About the only technological damnations that grind the doctor‘s gears more than “Big Data” are Mobile, Apps, or The Cloud (which may be the worst damnation of them all).
So why is this a damnation? Besides the facts that “big data” is not new and the term “data scientist” is bullish!t? Let’s list a few reasons:
- it’s unnecessary confusion for the sole purpose of
- fear marketing and
- labour cost inflation.
Let’s take each of these one by one.
Big Data is NOT new
We’ve always had more data than we could fit in memory, or even on a hard disk. When the doctor was getting his degrees back in the early 90’s, he was focussing on (multi-dimensional) data structures, algorithms, and computational geometry (which are the fundamental computer science and mathematics theories that underlie databases, analytics, and optimization) and when he was designing structures and algorithms to process this data efficiently and effectively, and studying their ability to scale, he regularly ran into the problem of not having enough memory to fit all of the data in memory that he wanted (to study large scale applications) or not enough disk space to store everything he wanted (and support swap files). Physicists, (GIS) engineers, operations researchers, etc. always had (access to) more data than they could work with at any one time or even fit on a single machine. Nothing has changed. Yes it is true that we can collect data faster than ever with so many devices with microprocessors and onboard memory collecting data every second, but it’s also true that hard drives and memory have scaled. Back in the day, the doctor‘s first PC had a 10 GB hard drive and 1 MB of RAM (and that was a lot). Now, the doctor‘s three-year old mid-end laptop has 8 GB of RAM and a 500 GB hard drive (and the average server has 256 GB, or more, of RAM and a few terabytes of hard drive space).

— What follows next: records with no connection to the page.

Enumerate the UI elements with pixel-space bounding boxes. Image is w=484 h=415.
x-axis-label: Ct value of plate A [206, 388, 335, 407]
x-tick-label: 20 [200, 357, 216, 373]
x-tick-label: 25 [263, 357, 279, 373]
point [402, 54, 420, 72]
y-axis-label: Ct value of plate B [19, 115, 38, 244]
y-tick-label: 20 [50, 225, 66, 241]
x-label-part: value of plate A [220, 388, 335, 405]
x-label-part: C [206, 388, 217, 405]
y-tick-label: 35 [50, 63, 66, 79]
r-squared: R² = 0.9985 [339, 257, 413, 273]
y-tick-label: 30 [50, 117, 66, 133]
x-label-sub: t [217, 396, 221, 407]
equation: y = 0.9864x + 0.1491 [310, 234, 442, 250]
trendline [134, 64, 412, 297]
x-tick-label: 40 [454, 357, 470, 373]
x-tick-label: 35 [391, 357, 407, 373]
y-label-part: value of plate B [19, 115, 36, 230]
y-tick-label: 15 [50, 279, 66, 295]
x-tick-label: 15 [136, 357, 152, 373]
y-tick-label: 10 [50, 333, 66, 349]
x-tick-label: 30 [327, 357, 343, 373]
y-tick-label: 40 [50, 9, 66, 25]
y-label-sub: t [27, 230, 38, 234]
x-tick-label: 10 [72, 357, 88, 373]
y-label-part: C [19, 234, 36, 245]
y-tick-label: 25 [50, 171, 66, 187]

“Data” Scientist is a bullsh!t term
Pardon my language, but what the hell is a “data” scientist. Don’t you understand that every scientist is a “data” scientist. All scientists collect data, analyze data, interpolate data, make hypotheses on data, and collect more data to test those hypotheses. All scientists do this, no exceptions. Some, such as statisticians or computer scientists, focus more on data analysis and interpretation than others, but they are not a “data” scientist. They are a statistician or a computer scientist.
Pretty much everyone who uses “big data” or “data scientist” is using it in such a way as to do their best to confuse you to the point where you feel stupid and ask them for help. Help which will cost a small fortune.
Most utilization of the terms is designed to not only confuse you, but instill as much fear as possible because it is designed to make you feel like you don’t understand it, but your competitors do and, moreover, if you don’t figure it out fast, your competitors are going to use their understanding to derive insights that these competitors will then use to steal your customers and your marketshare — so you better pay a big fistful of cash to take a ride on the “big data” bandwagon fast, or risk being stranded on the side of a desert road with no horse, no water, and no map.
Labour Cost Inflation
Because the providers who are driving the “big data” bandwagons are driving unnecessary demand for their analysts (which they are calling “data scientists”) through their confusion-based fear marketing, and rapidly reducing availability of those resources (beyond normal utilization of those resources) when they are successful, they are able to unrealistically inflate prices because of the perceived lack of resource supply. Net effect, you pay more for resources you may not even need!
In short, not only is “big data” an eternal damnation (and one that children of the 80’s would proclaim originated on Eternia), but it is a damnation that will be in your face day-in and day-out until the providers find a new fear-driven bandwagon to thrust upon you.